In defendants' closing brief they raise a new contention, namely, that the complaint does not state a cause of action, and based on that contention they claim a right to a change of venue. Defendants' demurrer to the complaint was overruled. A claimed deficiency in the complaint is that it does not allege non-payment. After alleging that plaintiff sold and delivered to defendants a certain quantity of flue dust and that defendants promised to pay plaintiff therefor a certain sum when defendants marketed their next peach crop and that they marketed said crop on a certain date, the complaint alleges that defendants are indebted to plaintiff in said sum, and that although plaintiff has requently demanded payment thereof, defendants have refused and neglected to pay said sums or any part thereof. While these allegations might be subject to special demurrer (none was filed herein) they sufficiently show non-payment as against a general demurrer and hence the complaint states a cause of action. Lincoln County Bank v. Fetterman, 170 Cal. 357, 149 P. 811; see also Fancher v. Brunger, 94 Cal.App.2d 727, 211 P.2d 633.

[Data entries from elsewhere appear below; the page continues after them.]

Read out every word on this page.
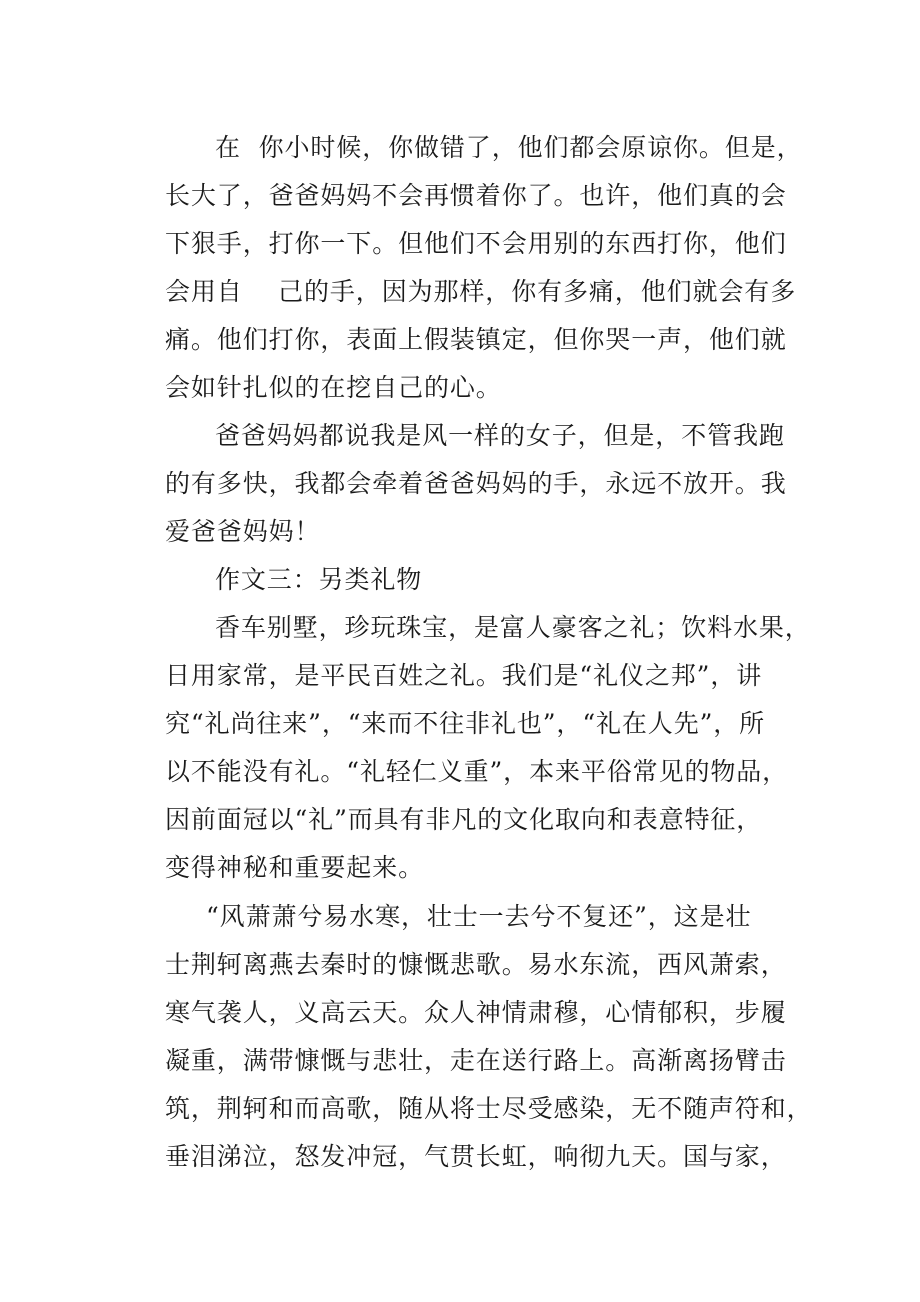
在  你小时候，你做错了，他们都会原谅你。但是，
长大了，爸爸妈妈不会再惯着你了。也许，他们真的会
下狠手，打你一下。但他们不会用别的东西打你，他们
会用自    己的手，因为那样，你有多痛，他们就会有多
痛。他们打你，表面上假装镇定，但你哭一声，他们就
会如针扎似的在挖自己的心。
爸爸妈妈都说我是风一样的女子，但是，不管我跑
的有多快，我都会牵着爸爸妈妈的手，永远不放开。我
爱爸爸妈妈！
作文三：另类礼物
香车别墅，珍玩珠宝，是富人豪客之礼；饮料水果，
日用家常，是平民百姓之礼。我们是“礼仪之邦”，讲
究“礼尚往来”，“来而不往非礼也”，“礼在人先”，所
以不能没有礼。“礼轻仁义重”，本来平俗常见的物品，
因前面冠以“礼”而具有非凡的文化取向和表意特征，
变得神秘和重要起来。
“风萧萧兮易水寒，壮士一去兮不复还”，这是壮
士荆轲离燕去秦时的慷慨悲歌。易水东流，西风萧索，
寒气袭人，义高云天。众人神情肃穆，心情郁积，步履
凝重，满带慷慨与悲壮，走在送行路上。高渐离扬臂击
筑，荆轲和而高歌，随从将士尽受感染，无不随声符和，
垂泪涕泣，怒发冲冠，气贯长虹，响彻九天。国与家，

Defendants further contend that the complaint does not state a cause of action because it fails to show compliance in detail with certain sections of the Agricultural Code from section 1023 through section 1044.5. The complaint alleges that plaintiff has complied in all respects with all the provisions of law contained in division 5, chapter 7 of the Agricultural Code. This chapter contains all of the sections referred to by defendants. The allegations are sufficient for the purposes of venue. Defendants rely on Meadows v. Emett & Chandler, 99 Cal.App.2d 496, 222 P.2d 145; Clary v. Basalt Rock Co., 99 Cal.App.2d 458, 222 P.2d 24, and Crofts & Anderson v. Johnson, 101 Cal.App.2d 418, 225 P.2d 594, for their contention that the complaint must state a perfect cause of action in order to prevent a change of venue to the county of a defendant's residence. Those cases do not so hold. They hold only that it must clearly appear from the complaint that plaintiff's cause of action is of the type which entitles the action to be tried in a county other than that of defendant's residence. The compliant in the case at bar definitely alleges that the defendants agreed to pay the purchase price at plaintiff's office in San Francisco and meets the requirements of those cases.
The order is affirmed.
PETERS, P. J., and AGEE, J. pro tem., concur.